Married couples need to date too

William West
16 February 2012
Reproduced with Permission
MercatorNet

Busy couples who have given up trying to find time to go out on dates together may be staring down the barrel of divorce, a disturbing new study has found. Couples who rarely go out on dates together are almost twice as likely to divorce than those who find time for each other every day, says The Date Night Opportunity report.

Drawn up by the United States National Marriage Project, which operates out of the University of Virginia, the findings of the report on the impact of regular dating on married couples are profound. Couples, it says, who even find one day a week to go out together have much less chance of winding up in the divorce courts than those who don't - only 15 percent compared to 25 percent. And couples who have regular date nights score much higher in terms of a range of critical measures, including communication with each other, romantic love and commitment to the relationship. They also tend to carry significantly lower levels of stress.

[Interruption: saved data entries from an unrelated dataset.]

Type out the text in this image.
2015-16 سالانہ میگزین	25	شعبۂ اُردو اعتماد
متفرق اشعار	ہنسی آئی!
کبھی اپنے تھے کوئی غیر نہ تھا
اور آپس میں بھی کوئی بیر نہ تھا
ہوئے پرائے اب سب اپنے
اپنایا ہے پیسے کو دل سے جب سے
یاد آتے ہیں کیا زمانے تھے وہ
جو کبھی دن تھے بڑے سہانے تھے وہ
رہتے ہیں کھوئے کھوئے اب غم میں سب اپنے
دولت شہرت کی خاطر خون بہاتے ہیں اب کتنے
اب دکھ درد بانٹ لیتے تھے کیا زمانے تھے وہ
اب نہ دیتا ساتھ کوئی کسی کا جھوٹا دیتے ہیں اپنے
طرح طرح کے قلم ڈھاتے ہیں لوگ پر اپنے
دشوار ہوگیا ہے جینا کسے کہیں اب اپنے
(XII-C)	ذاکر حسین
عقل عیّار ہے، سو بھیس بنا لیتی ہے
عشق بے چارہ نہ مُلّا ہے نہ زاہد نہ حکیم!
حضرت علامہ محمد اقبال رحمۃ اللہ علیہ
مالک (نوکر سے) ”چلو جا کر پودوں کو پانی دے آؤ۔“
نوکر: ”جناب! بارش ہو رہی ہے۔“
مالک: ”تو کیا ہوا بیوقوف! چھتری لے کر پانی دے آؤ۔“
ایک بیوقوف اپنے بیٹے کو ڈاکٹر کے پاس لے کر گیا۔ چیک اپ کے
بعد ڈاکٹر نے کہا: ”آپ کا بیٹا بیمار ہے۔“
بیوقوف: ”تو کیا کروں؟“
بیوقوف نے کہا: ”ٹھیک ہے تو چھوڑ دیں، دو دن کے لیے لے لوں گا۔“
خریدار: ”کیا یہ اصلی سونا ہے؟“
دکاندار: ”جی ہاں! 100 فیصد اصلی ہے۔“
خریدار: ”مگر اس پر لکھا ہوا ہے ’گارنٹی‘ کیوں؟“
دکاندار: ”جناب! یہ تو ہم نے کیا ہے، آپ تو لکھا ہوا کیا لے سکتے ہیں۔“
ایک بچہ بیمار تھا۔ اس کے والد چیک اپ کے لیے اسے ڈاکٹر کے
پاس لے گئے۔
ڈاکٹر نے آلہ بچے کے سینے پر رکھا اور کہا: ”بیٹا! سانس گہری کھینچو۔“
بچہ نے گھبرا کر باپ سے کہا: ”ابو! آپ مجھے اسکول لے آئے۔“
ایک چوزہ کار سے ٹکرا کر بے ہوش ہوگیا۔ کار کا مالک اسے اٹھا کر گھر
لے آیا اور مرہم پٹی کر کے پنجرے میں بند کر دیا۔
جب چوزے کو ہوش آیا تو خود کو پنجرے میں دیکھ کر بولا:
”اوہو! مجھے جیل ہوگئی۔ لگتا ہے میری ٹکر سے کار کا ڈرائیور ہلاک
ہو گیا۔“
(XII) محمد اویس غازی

"Date nights allow couples to focus on their relationship, to share feelings, to engage in romantic activities with one another and to try new things," says the report. It also suggests that date nights may "strengthen or rekindle that romantic spark" that is often lost with the passing of the years.

Anyone who has been married for any length of time - particularly if they have children - will know how difficult it can be to find the time for a date, let alone to make it a regular event. Many will empathise with the couple in the hit movie, Date Night, who are so determined to take advantage of the few hours they have wrangled to be together that they steal someone else's restaurant reservation. (My wife and I still talk about the good old days when all our children were playing in the local orchestra, thus freeing us up to go to a restaurant on Friday nights and have our "weekly conversation".)

In fact, the concept of parents having time for a "date night" is so novel these days in so-called "advanced economies" that it has become something of a cause with some organisations. In the United States date nights are promoted by a growing number of civic, corporate, and religious bodies under the banner of "date-night initiatives". As the report comments: "From the Date Night Challenge in Palm Beach to Yelp's Date Night Chicago to the Great Date Night in Chattanooga, these grassroots efforts represent a major new effort to improve the quality and stability of marriages and other romantic relationships in communities across the nation."

Of course, much of this crusading zeal is a response to today's preoccupation the concept of "soul-mate marriages" from which couples increasingly expect high levels of "intimacy, communication, and personal fulfilment". These are the sorts of unions glamorised by Hollywood movies about the perfect romance and the quest for the perfect partner. By contrast, few films celebrate the challenges of conquering the endless demands of ordinary life - household chores like washing, cooking and cleaning or the challenges of 60 hours a week in the workplace. The reason is clear: drudgery does little to enhance a relationship or to promote the sort of spontaneity and fun that good relationships thrive on. Drudgery's consequences are only too clear in the pages of the Date Night report which notes that between 40 and 50 percent of today's married couples will dissolve their relationships, with an even higher proportion of cohabiting couples doing the same.

But when couples do put in the effort to regularly break out of their routines and rediscover each other, their relationship improves and the possibility of a marital split recedes. For instance, when a couple has only one date night a week the level of happiness in marriage increases more than 300 per cent for both wives and husbands. The figure is similar for the couple's level of satisfaction with their personal communication and their level of sexual satisfaction. Their level of commitment also jumps by around 250 percent.

When you think about it, the report is actually confirming what common sense would suggest -- that when couples make the effort to spend time together and to continue developing their relationship, they are more likely to grow closer, rather than apart. This is something that was pointed out to me a long time ago by an old friend, a lawyer who made a point of refusing to handle divorce proceedings. Even though he did not have the benefit of modern research to back up his view, he had tested it in the real world over many years and was fond of telling stories about his experiences.

One of his anecdotes involved an elderly couple who were in their 80s and came to him wanting a divorce. After explaining that he didn't do divorces, he took the husband aside and asked why, at this stage of life, they were considering separating. The husband confessed that they just didn't seem to have anything in common any more and had grown apart. My friend responded by suggesting that the husband might want to consider trying a bit harder. He suggested that he take his wife out more to dinners and shows and demonstrate his affection by buying her flowers and so on -- just as he would have done when he was first courting her.

My friend didn't hear from the couple for a number of years, but finally the husband came to him to process his wife's will. When my friend asked why the two had not gone ahead with the divorce, the husband explained that he had taken the lawyer's advice, that he had started dating his wife again and that they had managed to turn their twilight years into the happiest time of their lives together.

With the encouragement of the latest study on date nights, perhaps more couples will be moved to act on my friend's common-sense advice.